Nearly two-thirds (64%) of survey respondents said they believe plans should offer a “separate retirement income tier,” which may include retiree-focused services and products, according to PIMCO’s 12th annual Defined Contribution Consulting Support and Trends Survey. The 2018 survey captures data, trends and opinions from 77 consulting firms, representing 17,000 plan sponsors with over $4.4 trillion in plan assets.
The authors note that more research is needed to determine the “right” retirement income investment, but the majority of respondents said the most important attributes in a strategy were no additional fiduciary risk, liquidity and inflation protection.
For plan sponsors who would like to retain participants after they retire, the consultants recommend adding a retirement education tool (80%), allowing distribution flexibility (77%) and adding retiree-focused investment options (76%). Similar to last year, consultants place investment solutions, rather than insurance products, at the top of their retirement income suggested list, the report notes. Their top three suggestions are at-retirement target-date vintages, cash management and income/multi-sector fixed income strategies.

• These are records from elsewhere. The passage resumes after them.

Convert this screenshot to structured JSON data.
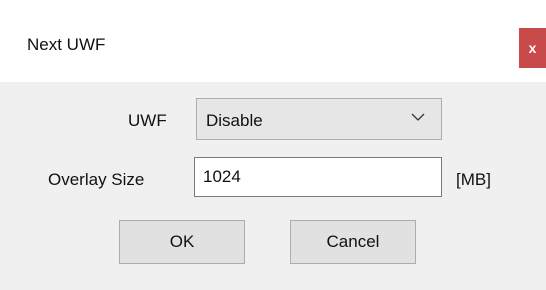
{
  "window": {
    "title": "Next UWF",
    "close_label": "x"
  },
  "form": {
    "uwf_label": "UWF",
    "uwf_selected": "Disable",
    "overlay_label": "Overlay Size",
    "overlay_value": "1024",
    "overlay_unit": "[MB]"
  },
  "buttons": {
    "ok_label": "OK",
    "cancel_label": "Cancel"
  },
  "colors": {
    "close_button_bg": "#c84a4a",
    "dialog_bg": "#f0f0f0",
    "titlebar_bg": "#ffffff"
  },
  "icons": {
    "dropdown": "chevron-down-icon",
    "close": "close-icon"
  }
}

While noting that approximately two-thirds of DC assets are held by participants over 50 years old, Stacy Schaus, PIMCO Executive Vice President and DC Practice Leader, emphasizes that “as participants enter retirement, 401(k) plans will need to tailor their offerings further in order to support the distinct needs of those no longer working.”
Meanwhile, the top five services that have grown the most over the past year are:
- total plan cost/fee studies (65%);
- recordkeeping searches (49%);
- discretionary oversight of investment selection and monitoring (45%);
- investment menu design (41%); and
- evaluate/design financial wellness programs (39%).

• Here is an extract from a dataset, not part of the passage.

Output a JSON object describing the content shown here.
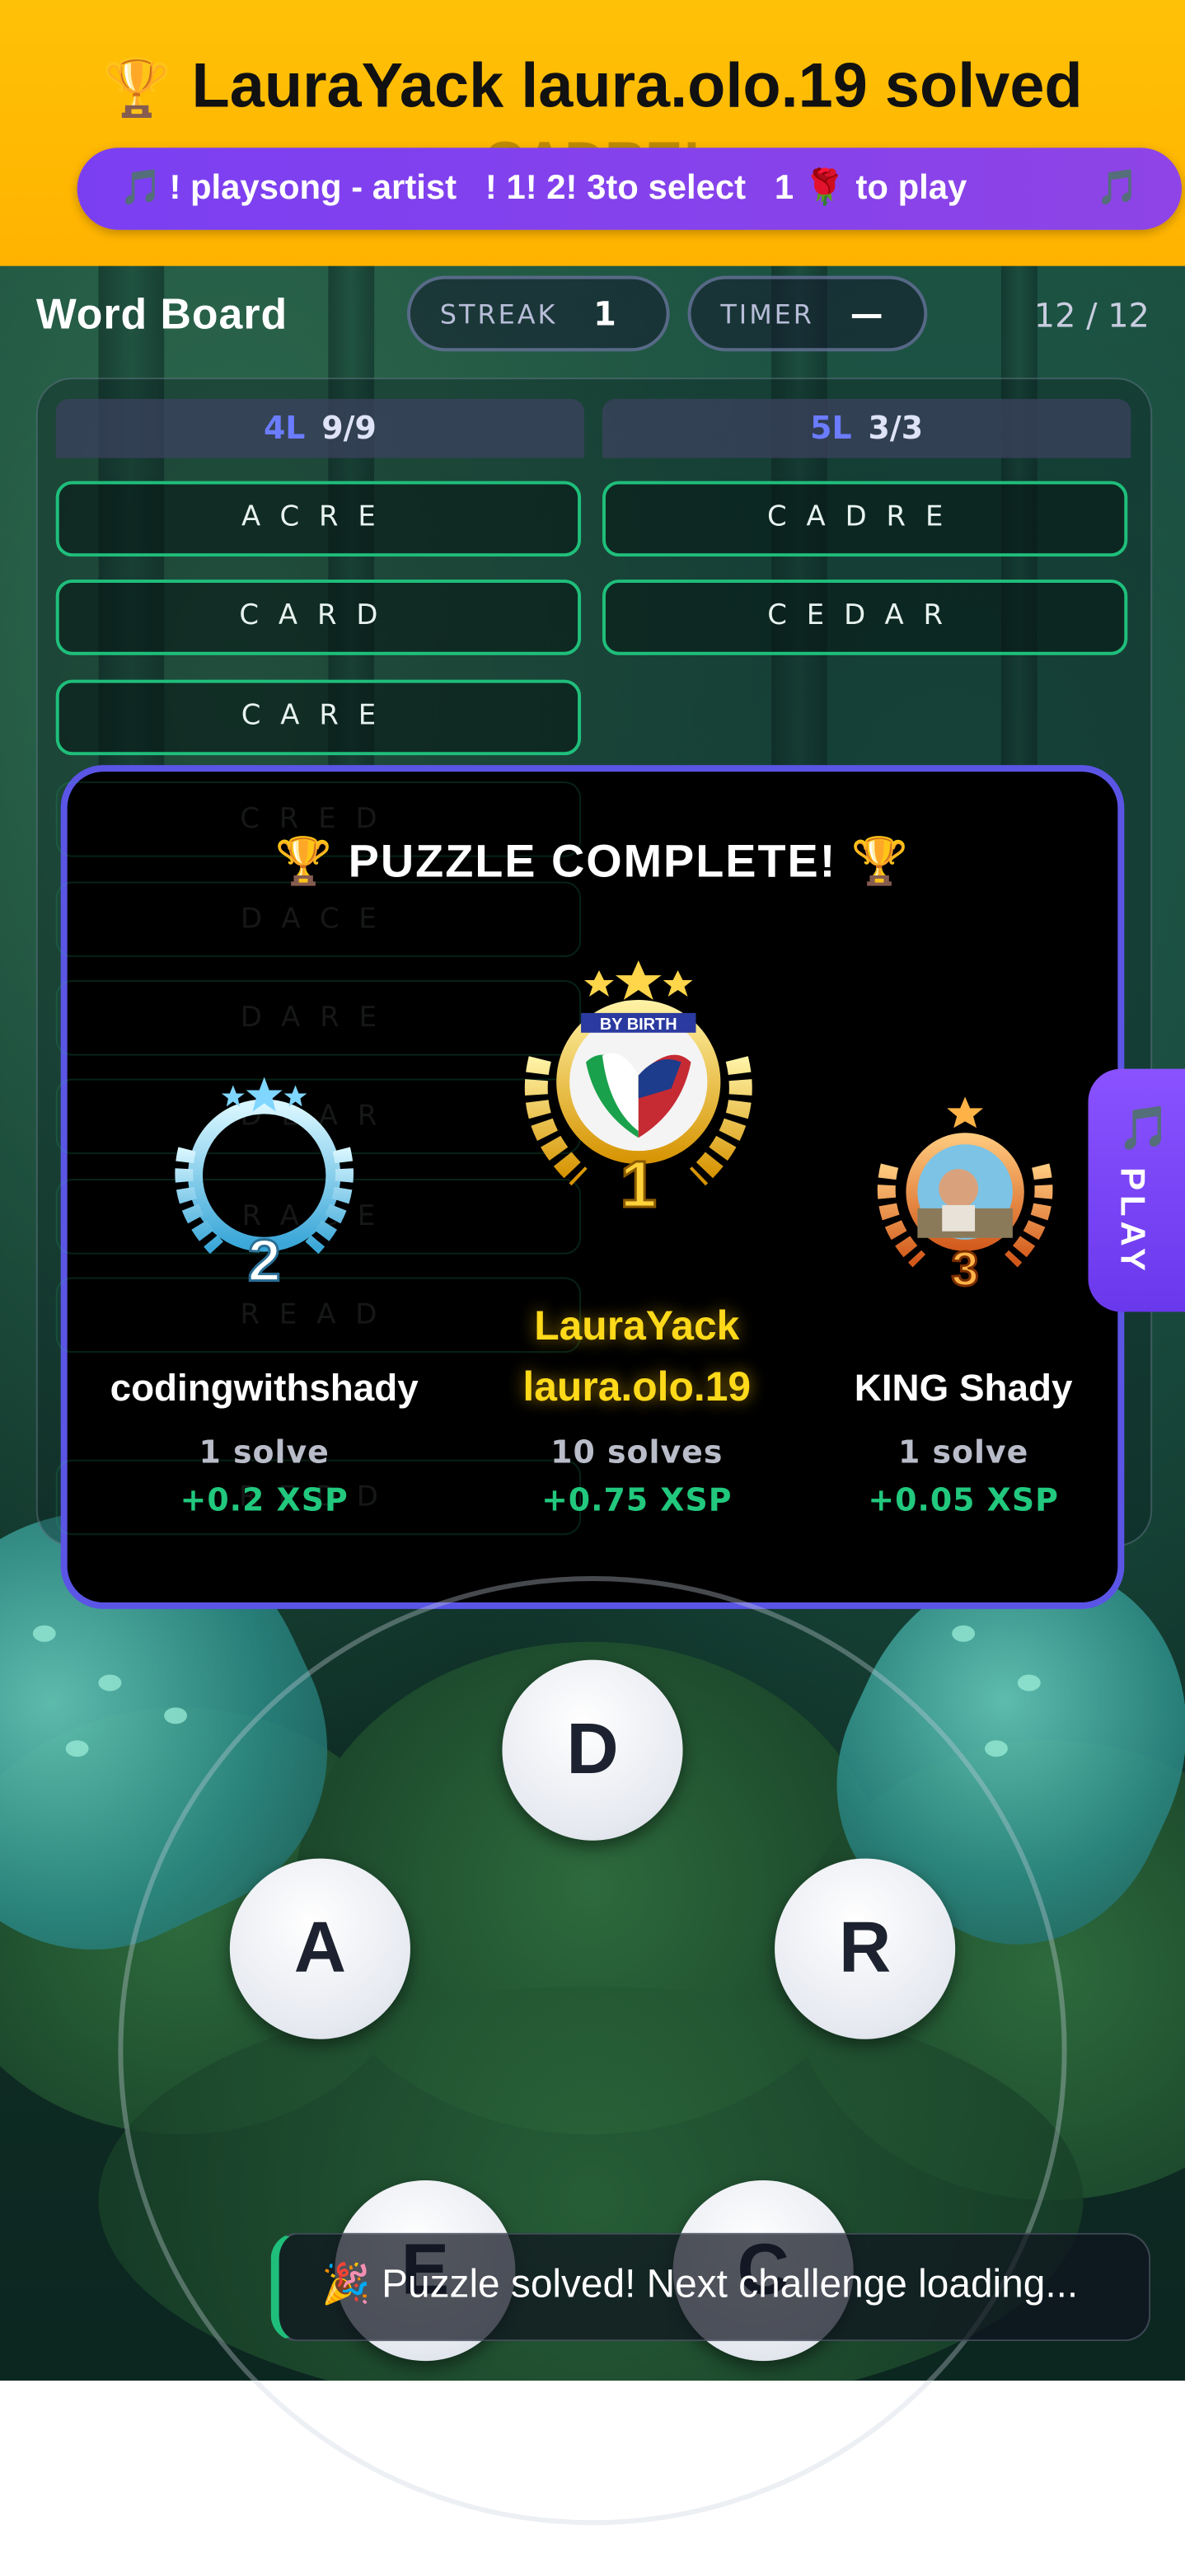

This year’s findings also reveal a trend toward a greater number of consultants providing specific discretionary services. According to the report, the top five growth discretionary services are:
- decide when to replace managers and conduct manager searches (90%);
- decide investment default and investment menus (82%);
- measure, monitor and negotiate fees (65%);
- develop white label/multi-manager portfolios, including custom glide path for QDIA; and
- monitor recordkeepers (43%).
Respondents also indicate that an average of 11% of their clients currently use their discretionary services, but they believe an average of 23% of clients will use discretionary services by 2020. In addition, the vast majority cite the “perceived mitigation” of fiduciary risk (90%), inadequate internal investment expertise (85%) and the ability to “hand over the reins” on investments (82%) are the dominant factors that drive plan sponsors to OCIO.
Perhaps not surprisingly, nearly all consultants recommend auto-enrollment (96%) and auto-escalation (93%), the findings show. At the median, respondents recommend a 6% starting contribution rate within auto-enrollment, which was unchanged from last year.

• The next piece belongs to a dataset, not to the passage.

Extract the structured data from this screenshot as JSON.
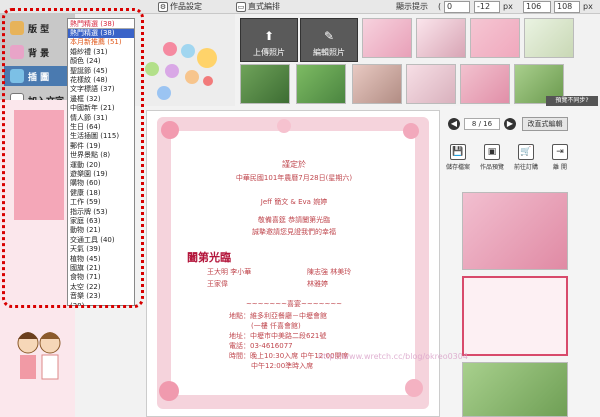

In addition, while the largest share of consultants (41%) continue to favor a 10% auto-escalation cap in 2018, 50% suggest a higher cap. The findings also show that more than half of consultants do not recommend that plan sponsors include a brokerage a window (59%), while nearly one-third of consultants (31%) do recommend a brokerage window in some capacity.
As to core menu construction, the majority of consultants (77%) believe that capital preservation strategies should remain active only, while 46% believe the same for the fixed-income asset class — up from 32% last year. For equity management, the vast majority (95%) recommend a combination of active and passive management.
Meanwhile, over two-thirds of consultants “strongly agree or agree” that managed accounts produce better-performing portfolios than do-it-yourself investors. Yet, only 31% strongly agree or agree the investment methodology used within managed accounts is equal or superior to that of TDFs. Moreover, only 13% believe managed accounts costs relative to TDFs are justified or reasonable given the value to participants.
Other findings include:
- ESG strategies are recommended by 47% of consultants as an additional strategy to consider within the core lineup.
- TDFs continue to be the preferred choice for QDIAs (87%).
- For plans with assets at or above $1 billion, consultants’ first recommendation is a custom TDF, while the preferred TDF structure for all other segments is an active/passive blend.
- Consultants continue to recommend 10 options as the optimal design of the core menu: six equity, two fixed income, one capital preservation, and one inflation-protection.
- Stable value continues to be the top recommended capital preservation option.
- For core fixed income strategies, 97% recommend a core or core plus strategy, followed by 56% of consultants recommending a foreign or global strategy and 50% for Income/Multi-sector bond.